Savills latest Netherlands Market in Minutes report highlights further growing investor activity with total volumes in offices, retail and warehouse sectors reaching €850 million in Q313, a 34% rise compared to last quarter. The rising number of transactions indicates that the Dutch investment market has bottomed out, Savills reports.
Clive Pritchard, head of Savills in the Netherlands, comments: “This growth is supported by a number of large portfolio transactions as well as private equity buyers further increasing their presence in the Dutch property markets."
According to the data, the focus of investors targeted the office and logistic markets. The office investment market totalled €365 million in Q313, similar to the previous quarter but four times higher than Q212. Whilst a large number of office investment transactions took place in the value-add and opportunistic market segments, the prime office segment remained strong in terms of investor demand. Over the past 18 months four large South Axis properties have been purchased and Savills believes it is very likely that more will follow within the coming months.
The warehousing market, and in particular the logistic market, boomed in the third quarter of 2013 with a total investment volume of €320 million, almost double the €170 million in Q213. This activity is mainly attributed to three portfolio deals, purchasers being Granite (€129 mln), Syntrus Achmea (€78 mln) and Delin Capital (€80 mln). All properties transacted are located in the major logistic areas within The Netherlands.

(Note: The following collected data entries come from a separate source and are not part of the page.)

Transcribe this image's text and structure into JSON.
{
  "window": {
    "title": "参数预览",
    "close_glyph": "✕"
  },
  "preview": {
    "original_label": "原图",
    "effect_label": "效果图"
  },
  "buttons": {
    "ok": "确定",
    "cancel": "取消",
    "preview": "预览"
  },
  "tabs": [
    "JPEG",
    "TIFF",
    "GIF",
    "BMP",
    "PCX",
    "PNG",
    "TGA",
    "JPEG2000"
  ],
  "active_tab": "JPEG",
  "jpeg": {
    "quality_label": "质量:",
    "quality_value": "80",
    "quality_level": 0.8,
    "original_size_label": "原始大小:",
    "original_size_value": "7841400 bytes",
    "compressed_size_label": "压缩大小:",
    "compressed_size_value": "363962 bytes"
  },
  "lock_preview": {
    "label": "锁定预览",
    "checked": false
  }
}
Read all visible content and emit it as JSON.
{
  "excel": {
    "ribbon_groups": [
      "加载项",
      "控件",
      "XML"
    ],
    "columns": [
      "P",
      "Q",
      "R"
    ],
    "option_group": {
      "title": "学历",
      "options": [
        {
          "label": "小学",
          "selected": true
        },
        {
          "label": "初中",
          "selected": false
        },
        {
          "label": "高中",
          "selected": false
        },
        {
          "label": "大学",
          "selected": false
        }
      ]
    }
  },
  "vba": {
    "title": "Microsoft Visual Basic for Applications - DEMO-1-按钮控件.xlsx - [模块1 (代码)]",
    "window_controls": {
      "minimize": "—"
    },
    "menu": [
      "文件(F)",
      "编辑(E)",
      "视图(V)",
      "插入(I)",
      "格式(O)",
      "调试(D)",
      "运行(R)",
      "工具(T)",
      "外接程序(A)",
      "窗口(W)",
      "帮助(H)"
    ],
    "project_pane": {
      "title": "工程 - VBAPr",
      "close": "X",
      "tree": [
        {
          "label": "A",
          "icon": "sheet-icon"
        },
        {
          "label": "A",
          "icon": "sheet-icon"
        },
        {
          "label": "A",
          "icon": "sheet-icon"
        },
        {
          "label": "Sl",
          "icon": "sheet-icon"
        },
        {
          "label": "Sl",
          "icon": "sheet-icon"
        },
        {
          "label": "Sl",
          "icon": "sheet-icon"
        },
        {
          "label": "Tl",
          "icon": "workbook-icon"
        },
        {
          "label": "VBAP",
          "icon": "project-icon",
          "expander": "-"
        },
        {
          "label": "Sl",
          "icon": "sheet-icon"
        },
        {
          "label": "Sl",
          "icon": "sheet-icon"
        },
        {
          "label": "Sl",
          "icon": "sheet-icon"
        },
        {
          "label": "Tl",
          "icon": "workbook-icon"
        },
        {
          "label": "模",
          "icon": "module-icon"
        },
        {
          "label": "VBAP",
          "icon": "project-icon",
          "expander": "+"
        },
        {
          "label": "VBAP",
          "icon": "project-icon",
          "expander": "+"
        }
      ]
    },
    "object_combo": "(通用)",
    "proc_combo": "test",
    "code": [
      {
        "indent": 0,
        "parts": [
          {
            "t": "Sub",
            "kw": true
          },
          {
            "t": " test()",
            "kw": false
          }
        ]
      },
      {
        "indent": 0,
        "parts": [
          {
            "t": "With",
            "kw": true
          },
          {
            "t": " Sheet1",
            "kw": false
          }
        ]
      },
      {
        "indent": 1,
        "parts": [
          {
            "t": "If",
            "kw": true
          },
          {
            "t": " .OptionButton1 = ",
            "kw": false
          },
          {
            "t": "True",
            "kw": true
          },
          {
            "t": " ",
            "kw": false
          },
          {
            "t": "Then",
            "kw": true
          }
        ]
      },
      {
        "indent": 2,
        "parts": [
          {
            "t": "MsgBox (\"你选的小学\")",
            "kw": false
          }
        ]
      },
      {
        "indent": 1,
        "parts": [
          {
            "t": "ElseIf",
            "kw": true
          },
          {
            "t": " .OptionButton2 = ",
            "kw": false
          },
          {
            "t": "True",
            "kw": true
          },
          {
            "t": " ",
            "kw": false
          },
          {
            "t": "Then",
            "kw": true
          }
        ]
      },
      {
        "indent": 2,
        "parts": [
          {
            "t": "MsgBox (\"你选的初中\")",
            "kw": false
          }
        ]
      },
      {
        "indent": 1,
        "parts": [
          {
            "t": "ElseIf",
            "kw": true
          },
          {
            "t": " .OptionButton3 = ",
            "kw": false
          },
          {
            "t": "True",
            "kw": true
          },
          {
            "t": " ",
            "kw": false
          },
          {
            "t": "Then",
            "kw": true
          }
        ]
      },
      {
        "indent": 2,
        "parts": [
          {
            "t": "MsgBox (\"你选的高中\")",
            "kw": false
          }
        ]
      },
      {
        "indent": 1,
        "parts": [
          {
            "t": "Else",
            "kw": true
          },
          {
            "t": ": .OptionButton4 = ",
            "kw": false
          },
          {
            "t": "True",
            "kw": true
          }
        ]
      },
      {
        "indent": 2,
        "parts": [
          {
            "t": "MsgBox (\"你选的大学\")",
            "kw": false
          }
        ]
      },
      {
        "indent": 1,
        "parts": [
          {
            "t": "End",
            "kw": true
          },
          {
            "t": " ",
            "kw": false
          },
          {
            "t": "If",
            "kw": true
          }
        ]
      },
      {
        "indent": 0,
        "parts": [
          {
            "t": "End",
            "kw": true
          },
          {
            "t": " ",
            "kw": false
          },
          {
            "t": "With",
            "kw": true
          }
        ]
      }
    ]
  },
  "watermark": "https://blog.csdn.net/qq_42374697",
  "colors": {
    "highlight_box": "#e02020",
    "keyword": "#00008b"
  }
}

While the positive trend in investment volumes was indicated in Savills previous Market in Minutes in June 2013, the growth rate exceeded expectations. Investment volumes in the office, industrial and retail market, which reached close to €2 billion in 2013 so far, will, Savills suggests, clearly exceed the €2.5 billion of 2012.
In terms of the occupier market, commercial demand in Q313 totalled just over 1 million m², marginally higher than Q213. However, Savills does not see this slight improvement as an indicator for a recovering occupier market but states this will occur when sustained economic growth has become reality. The firm expects to see this growth in the medium to long term, but not in the short term.